Das Land hat seit uralter Zeit eine ziemlich hervorragende Rolle in der Geschichte gespielt und namentlich ist der südliche und östliche Theil reich an historischen Erinnerungen. Noch ehe die Griechen Colonien in Tauris, wie sie die Halbinsel nannten, anlegten, ließen sie Iphigenie dort als Priesterin der Diana dienen, dann bauten sie die Städte Chersonesus und Penticapäum (später Bosporus, jetzt Kertsch), Theodosia (jetzt Kaffa), Cytäa, Nymphäum (jetzt Apuk), Lampas und andere. Um das fünfte Jahrhundert vor Christus erhob sich das Reich der Könige vom Bosporus, unter denen am Glänzendsten hervorragt der große Römerfeind Mithridates. Vom fünften Jahrhundert nach Christus an wurde die Krim von Barbarenhorden überströmt, die einander wechselnd verdrängten, von den Gothen und Hunnen, von den Avaren und Chazaren, endlich von den Mongolen und Tartaren unter Tschingis Khan, dessen Nachkommen die Khane oder Fürsten der Krim waren, bis das Land von den Russen erobert wurde und dessen Volk heute noch die Mehrzahl der Bewohner ausmacht. Eine glänzende Rolle spielte auch zwei Jahrhunderte hindurch, von 1270 an, das mächtige Genua in der Krim. Es erhielt die Erlaubniß, an der Stelle des zerstörten Theodosia eine Stadt zu bauen, die Kaffa genannt wurde, Waarenniederlagen da zu errichten und Handel zu treiben. Nicht zufrieden damit, legten die Genuesen an der ganzen Süd- und Westküste mehr oder minder bedeutende Niederlassungen an und heute noch sieht man Trümmer ihrer Festen bei Sebastopol, Balaklava und auf der Insel Toman.

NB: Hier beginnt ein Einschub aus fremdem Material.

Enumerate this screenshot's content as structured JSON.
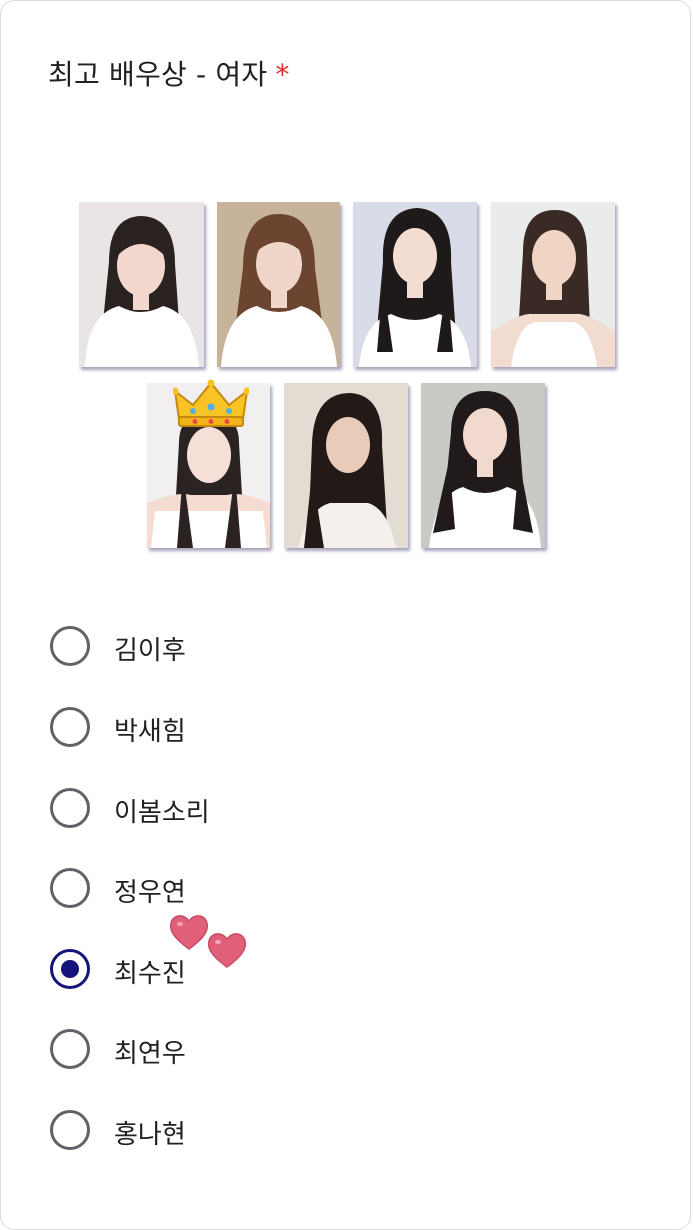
{
  "question": {
    "title": "최고 배우상 - 여자",
    "required_marker": "*"
  },
  "options": [
    {
      "label": "김이후",
      "selected": false
    },
    {
      "label": "박새힘",
      "selected": false
    },
    {
      "label": "이봄소리",
      "selected": false
    },
    {
      "label": "정우연",
      "selected": false
    },
    {
      "label": "최수진",
      "selected": true
    },
    {
      "label": "최연우",
      "selected": false
    },
    {
      "label": "홍나현",
      "selected": false
    }
  ],
  "colors": {
    "selected_radio": "#15147a",
    "unselected_radio": "#5f6368",
    "required_star": "#d93025",
    "heart": "#e0607a"
  },
  "stickers": {
    "crown": "crown-icon",
    "hearts": "two-hearts-icon"
  }
}
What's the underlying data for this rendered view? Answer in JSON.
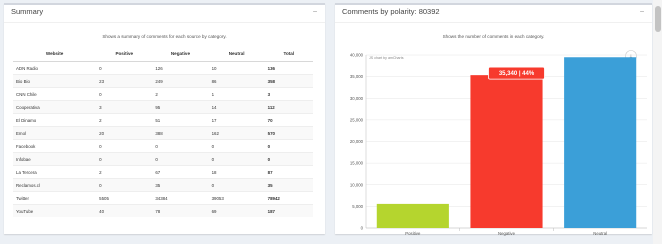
{
  "summary": {
    "title": "Summary",
    "subtitle": "Shows a summary of comments for each source by category.",
    "collapse_icon": "−",
    "columns": [
      "Website",
      "Positive",
      "Negative",
      "Neutral",
      "Total"
    ],
    "rows": [
      [
        "ADN Radio",
        "0",
        "126",
        "10",
        "136"
      ],
      [
        "Bio Bio",
        "23",
        "249",
        "86",
        "358"
      ],
      [
        "CNN Chile",
        "0",
        "2",
        "1",
        "3"
      ],
      [
        "Cooperativa",
        "3",
        "95",
        "14",
        "112"
      ],
      [
        "El Dinamo",
        "2",
        "51",
        "17",
        "70"
      ],
      [
        "Emol",
        "20",
        "388",
        "162",
        "570"
      ],
      [
        "Facebook",
        "0",
        "0",
        "0",
        "0"
      ],
      [
        "Infobae",
        "0",
        "0",
        "0",
        "0"
      ],
      [
        "La Tercera",
        "2",
        "67",
        "18",
        "87"
      ],
      [
        "Reclamos.cl",
        "0",
        "35",
        "0",
        "35"
      ],
      [
        "Twitter",
        "5505",
        "34384",
        "39053",
        "78942"
      ],
      [
        "YouTube",
        "40",
        "78",
        "69",
        "187"
      ]
    ]
  },
  "polarity": {
    "title": "Comments by polarity: 80392",
    "subtitle": "Shows the number of comments in each category.",
    "collapse_icon": "−",
    "download_icon": "⤓",
    "credit": "JS chart by amCharts",
    "tooltip": "35,340 | 44%"
  },
  "chart_data": {
    "type": "bar",
    "categories": [
      "Positive",
      "Negative",
      "Neutral"
    ],
    "values": [
      5573,
      35340,
      39479
    ],
    "colors": [
      "#b5d52e",
      "#f73a2d",
      "#3b9fd8"
    ],
    "ylim": [
      0,
      40000
    ],
    "yticks": [
      0,
      5000,
      10000,
      15000,
      20000,
      25000,
      30000,
      35000,
      40000
    ],
    "ytick_labels": [
      "0",
      "5,000",
      "10,000",
      "15,000",
      "20,000",
      "25,000",
      "30,000",
      "35,000",
      "40,000"
    ],
    "grid": true
  }
}
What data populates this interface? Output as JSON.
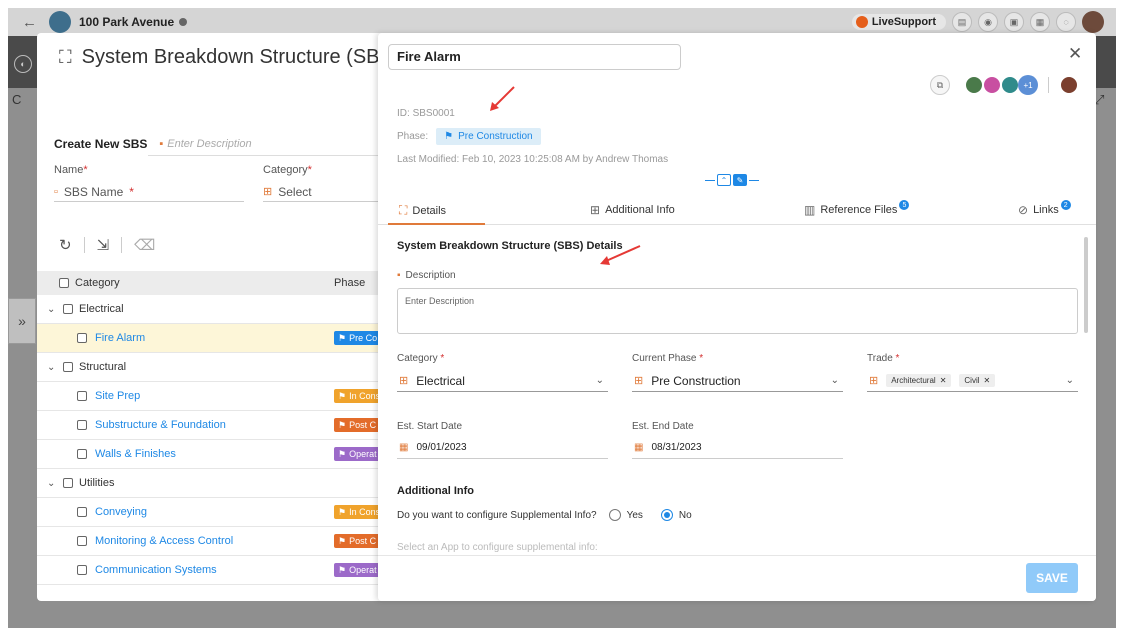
{
  "topbar": {
    "project_name": "100 Park Avenue",
    "live_support": "LiveSupport"
  },
  "left_panel": {
    "title": "System Breakdown Structure (SBS) Mana",
    "create_title": "Create New SBS",
    "create_desc_placeholder": "Enter Description",
    "name_label": "Name",
    "category_label": "Category",
    "name_placeholder": "SBS Name",
    "category_placeholder": "Select",
    "table_headers": [
      "Category",
      "Phase"
    ],
    "rows": [
      {
        "label": "Electrical",
        "type": "group"
      },
      {
        "label": "Fire Alarm",
        "type": "child",
        "phase": "Pre Co",
        "phase_color": "#1e88e5",
        "selected": true
      },
      {
        "label": "Structural",
        "type": "group"
      },
      {
        "label": "Site Prep",
        "type": "child",
        "phase": "In Cons",
        "phase_color": "#f0a32c"
      },
      {
        "label": "Substructure & Foundation",
        "type": "child",
        "phase": "Post C",
        "phase_color": "#e36c2a"
      },
      {
        "label": "Walls & Finishes",
        "type": "child",
        "phase": "Operat",
        "phase_color": "#9c6ac9"
      },
      {
        "label": "Utilities",
        "type": "group"
      },
      {
        "label": "Conveying",
        "type": "child",
        "phase": "In Cons",
        "phase_color": "#f0a32c"
      },
      {
        "label": "Monitoring & Access Control",
        "type": "child",
        "phase": "Post C",
        "phase_color": "#e36c2a"
      },
      {
        "label": "Communication Systems",
        "type": "child",
        "phase": "Operat",
        "phase_color": "#9c6ac9"
      }
    ]
  },
  "detail": {
    "title": "Fire Alarm",
    "id_label": "ID:",
    "id_value": "SBS0001",
    "phase_label": "Phase:",
    "phase_value": "Pre Construction",
    "last_modified": "Last Modified:  Feb 10, 2023 10:25:08 AM by Andrew Thomas",
    "more_count": "+1",
    "tabs": [
      {
        "label": "Details"
      },
      {
        "label": "Additional Info"
      },
      {
        "label": "Reference Files",
        "badge": "5"
      },
      {
        "label": "Links",
        "badge": "2"
      }
    ],
    "section_title": "System Breakdown Structure (SBS) Details",
    "description_label": "Description",
    "description_placeholder": "Enter Description",
    "category_label": "Category",
    "category_value": "Electrical",
    "current_phase_label": "Current Phase",
    "current_phase_value": "Pre Construction",
    "trade_label": "Trade",
    "trade_chips": [
      "Architectural",
      "Civil"
    ],
    "start_label": "Est. Start Date",
    "start_value": "09/01/2023",
    "end_label": "Est. End Date",
    "end_value": "08/31/2023",
    "additional_title": "Additional Info",
    "supplemental_question": "Do you want to configure Supplemental Info?",
    "yes_label": "Yes",
    "no_label": "No",
    "app_hint": "Select an App to configure supplemental info:",
    "save_label": "SAVE"
  },
  "colors": {
    "accent": "#1e88e5",
    "orange": "#e07a3a",
    "save": "#90caf9"
  }
}
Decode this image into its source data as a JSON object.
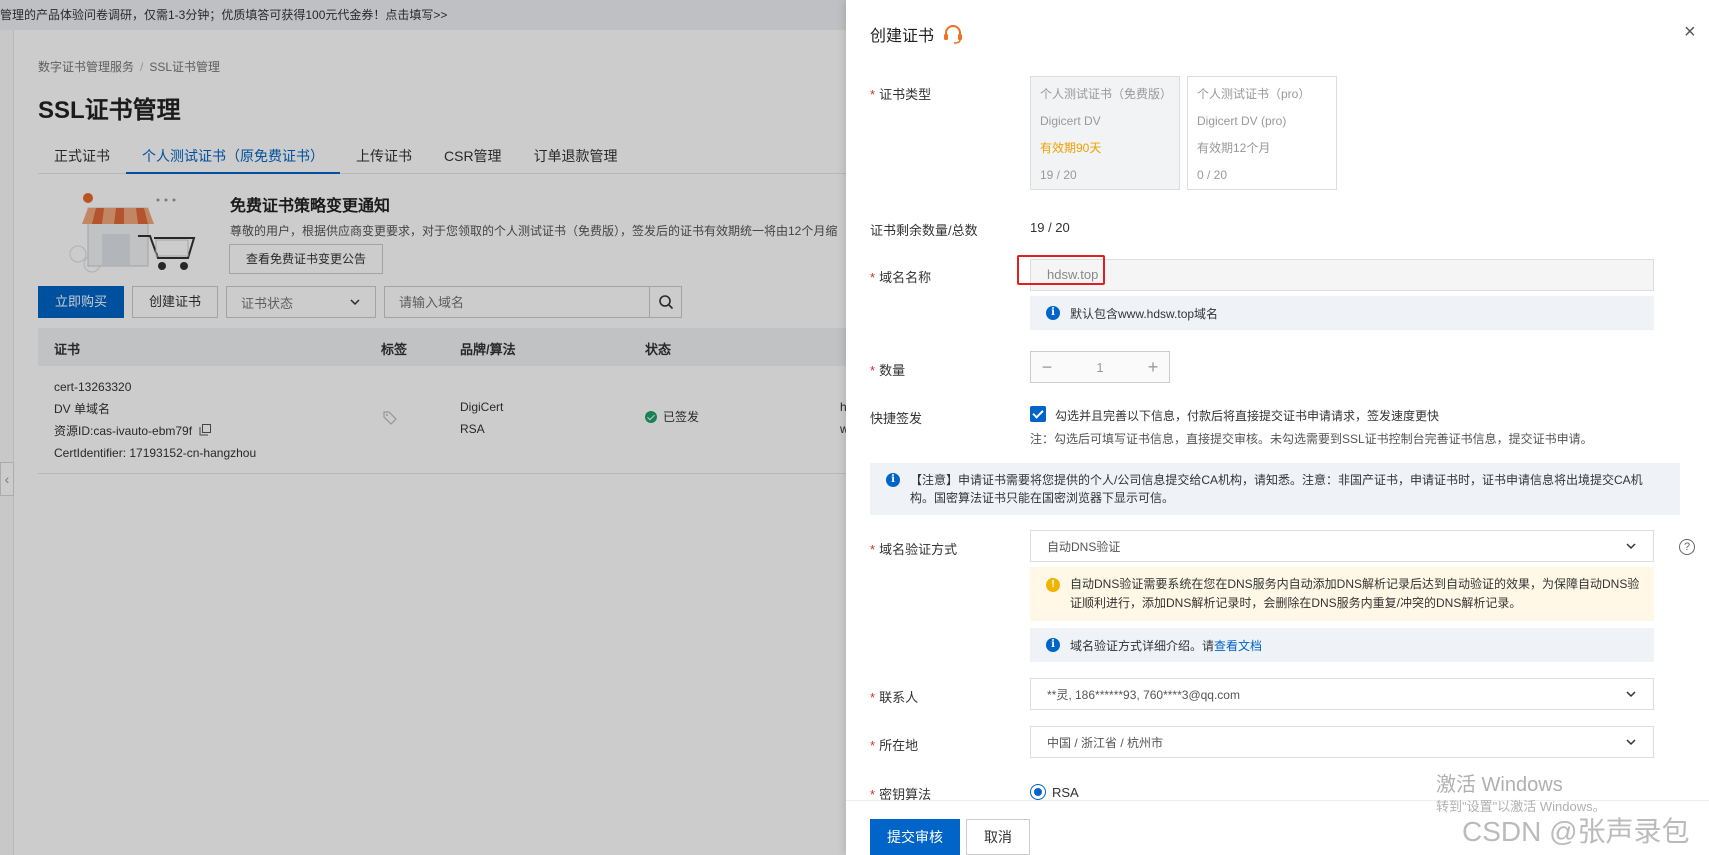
{
  "survey_bar": "管理的产品体验问卷调研，仅需1-3分钟；优质填答可获得100元代金券！点击填写>>",
  "breadcrumb": [
    "数字证书管理服务",
    "SSL证书管理"
  ],
  "page_title": "SSL证书管理",
  "tabs": [
    "正式证书",
    "个人测试证书（原免费证书）",
    "上传证书",
    "CSR管理",
    "订单退款管理"
  ],
  "notice": {
    "title": "免费证书策略变更通知",
    "text": "尊敬的用户，根据供应商变更要求，对于您领取的个人测试证书（免费版），签发后的证书有效期统一将由12个月缩",
    "button": "查看免费证书变更公告"
  },
  "toolbar": {
    "buy": "立即购买",
    "create": "创建证书",
    "status_select": "证书状态",
    "search_placeholder": "请输入域名"
  },
  "table": {
    "headers": [
      "证书",
      "标签",
      "品牌/算法",
      "状态"
    ],
    "row": {
      "name": "cert-13263320",
      "type": "DV 单域名",
      "resource": "资源ID:cas-ivauto-ebm79f",
      "identifier": "CertIdentifier: 17193152-cn-hangzhou",
      "brand": "DigiCert",
      "algo": "RSA",
      "status": "已签发",
      "extra1": "h",
      "extra2": "w"
    }
  },
  "drawer": {
    "title": "创建证书",
    "fields": {
      "cert_type": "证书类型",
      "remaining": "证书剩余数量/总数",
      "domain": "域名名称",
      "quantity": "数量",
      "quick_issue": "快捷签发",
      "verify_method": "域名验证方式",
      "contact": "联系人",
      "location": "所在地",
      "key_algo": "密钥算法"
    },
    "cards": [
      {
        "name": "个人测试证书（免费版）",
        "brand": "Digicert DV",
        "validity": "有效期90天",
        "count": "19 / 20"
      },
      {
        "name": "个人测试证书（pro）",
        "brand": "Digicert DV (pro)",
        "validity": "有效期12个月",
        "count": "0 / 20"
      }
    ],
    "remaining_value": "19 / 20",
    "domain_value": "hdsw.top",
    "domain_hint": "默认包含www.hdsw.top域名",
    "quantity_value": "1",
    "quick_issue_label": "勾选并且完善以下信息，付款后将直接提交证书申请请求，签发速度更快",
    "quick_issue_note": "注：勾选后可填写证书信息，直接提交审核。未勾选需要到SSL证书控制台完善证书信息，提交证书申请。",
    "notice": "【注意】申请证书需要将您提供的个人/公司信息提交给CA机构，请知悉。注意：非国产证书，申请证书时，证书申请信息将出境提交CA机构。国密算法证书只能在国密浏览器下显示可信。",
    "verify_value": "自动DNS验证",
    "verify_warning": "自动DNS验证需要系统在您在DNS服务内自动添加DNS解析记录后达到自动验证的效果，为保障自动DNS验证顺利进行，添加DNS解析记录时，会删除在DNS服务内重复/冲突的DNS解析记录。",
    "verify_doc_prefix": "域名验证方式详细介绍。请",
    "verify_doc_link": "查看文档",
    "contact_value": "**灵, 186******93, 760****3@qq.com",
    "location_value": "中国 / 浙江省 / 杭州市",
    "key_algo_value": "RSA",
    "submit": "提交审核",
    "cancel": "取消"
  },
  "watermarks": {
    "activate_1": "激活 Windows",
    "activate_2": "转到\"设置\"以激活 Windows。",
    "csdn": "CSDN @张声录包"
  },
  "colors": {
    "primary": "#0064c8",
    "required": "#d93026",
    "highlight_box": "#e02020",
    "validity": "#f0a000"
  }
}
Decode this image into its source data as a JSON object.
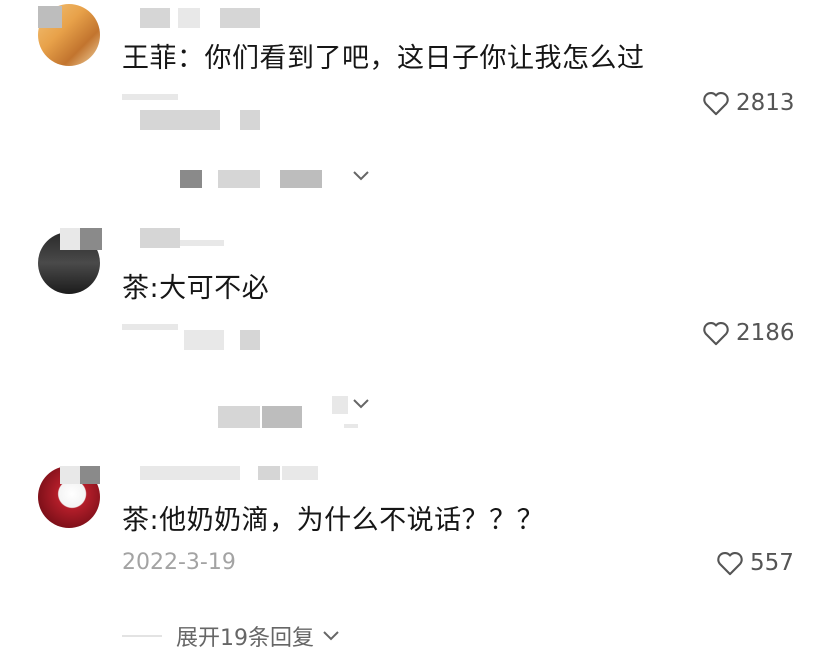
{
  "comments": [
    {
      "text": "王菲：你们看到了吧，这日子你让我怎么过",
      "likes": "2813"
    },
    {
      "text": "茶:大可不必",
      "likes": "2186"
    },
    {
      "text": "茶:他奶奶滴，为什么不说话？？？",
      "date": "2022-3-19",
      "likes": "557",
      "expand_label": "展开19条回复"
    }
  ],
  "icons": {
    "like": "heart-outline-icon",
    "expand": "chevron-down-icon"
  },
  "colors": {
    "text": "#161616",
    "meta": "#a3a3a3",
    "like": "#555555"
  }
}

Wenn man, wie die verbündeten Engländer und Franzosen auf ihrem Zuge zur Zerstörung Sebastopols, die Krim bei Koslof oder Eupatoria betritt, so findet man sich in seinen Erwartungen sehr getäuscht, denn die Stadt, nach Baktschi-Sarai die am meisten charakteristische Tartarenstadt, ist eine der langweiligsten, die es geben kann. Sie liegt in baum- und waldloser dürrer Gegend mit engen schmutzigen Straßen und gleich einem Regiment Soldaten längst dem Ufer aufgestellten Windmühlen. Vor der Eroberung durch die Russen war sie eine der wichtigsten auf der Halbinsel und zählte über 20,000 Einwohner, jetzt kaum 7000, die mit Ausnahme der russischen Beamten und vielleicht 1200 Juden sämmtlich Tartaren sind. Unter diesen ist die mongolische Gesichtsbildung vorherrschend; kleine, schiefstehende Augen, vortretende Backenknochen und plumpe Gesichter unterscheiden die Steppentartaren von den schönern Bewohnern des Gebirgstheils, die mehr Aehnlichkeit mit den Türken haben. So groß und tief die Bai ist und so guten Ankergrund sie hat, ist sie doch allen Winden ausgesetzt, mit Ausnahme der Nordwinde und der Handel darum sehr unbedeutend.

Von da an steigt das Land allmälig zu Bergen an, die bei Sebastopol weiße Kreidehöhen sind.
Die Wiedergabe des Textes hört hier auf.